1. First, gather your materials. You'll need:
- A pumpkin
- Painter's tape
- Paint brushes
- Acrylic paint (or spray paint)
- Printed letters or words
- Wax paper
- Scotch tape
2. Tear off a piece of wax paper and place four pieces of blue tape across it (or as many pieces as you have letters). Cut apart your printed letters and tape each one to the blue tape. Make sure you loop the tape inside out and place it on the back of the letter so that it will stay securely attached to the blue tape as you're cutting.
3. Now carefully cut out each letter.
4. Here's what they should look like. Remove the top printed layer from each, leaving only the painter's tape and wax paper.

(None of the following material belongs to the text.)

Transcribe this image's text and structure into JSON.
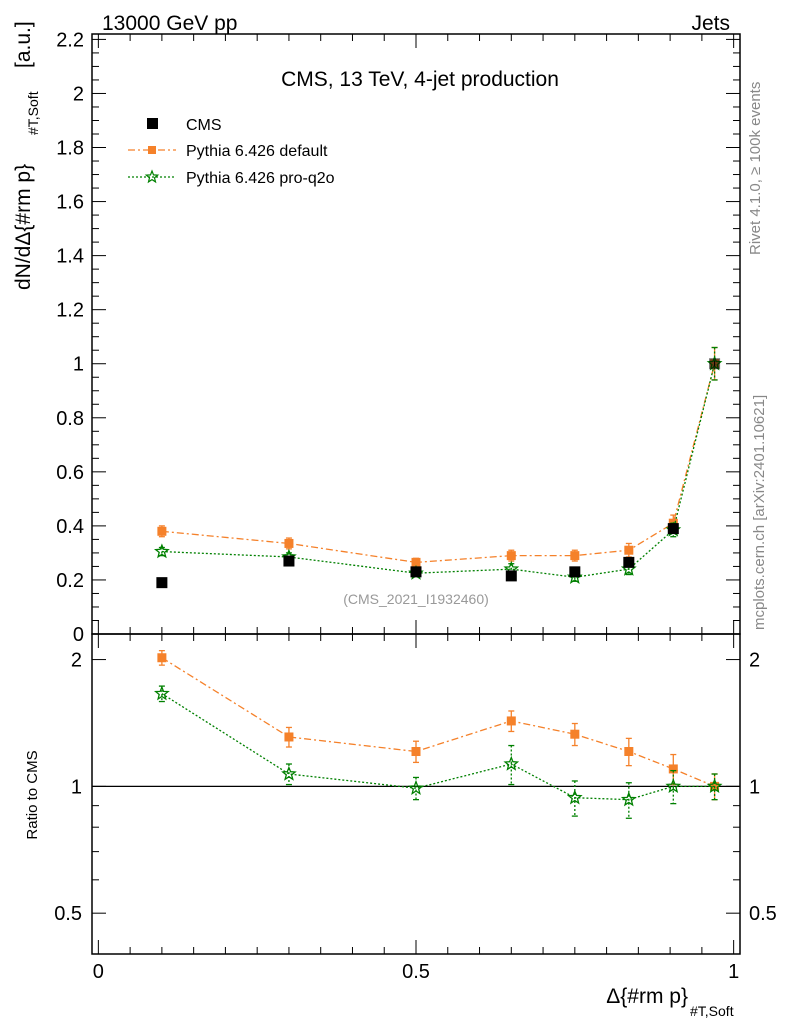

5. Peel off the wax paper layer from your first letter, and place it on your pumpkin.
6. Do the same for the rest of the letters. Press down firmly so there are no air bubbles.
7. Now paint your pumpkin with a base coat of color. You may need two coats of paint; if so, make sure you let it dry very thoroughly in between coats.
8. You can stop at this point if you like, but I wanted to create a color blocked look. To achieve this effect, place one piece of tape on the diagonal all the way around your pumpkin and then attach another piece from the front to the back as shown above.
9. Paint each section a different color. Once it's completely dry, remove all of the blue tape. You may need to touch up a few areas where the tape pulled up the paint underneath.
And you're finished! Now.... if you'd like to add a larger letter to your pumpkin, such as a monogram, you'll want to combine two or three pieces of tape as shown below. Ensure that they overlap at least half an inch.
Now continue with the same process described earlier. I used metallic silver spray paint for this pumpkin, and it worked just as well as the acrylic paint. Don't forget to tape the stem if you want it to remain unpainted though - spray paint is not as easy to control as acrylic. Spray two coats, and that's it! Your very own custom-made monogrammed pumpkin.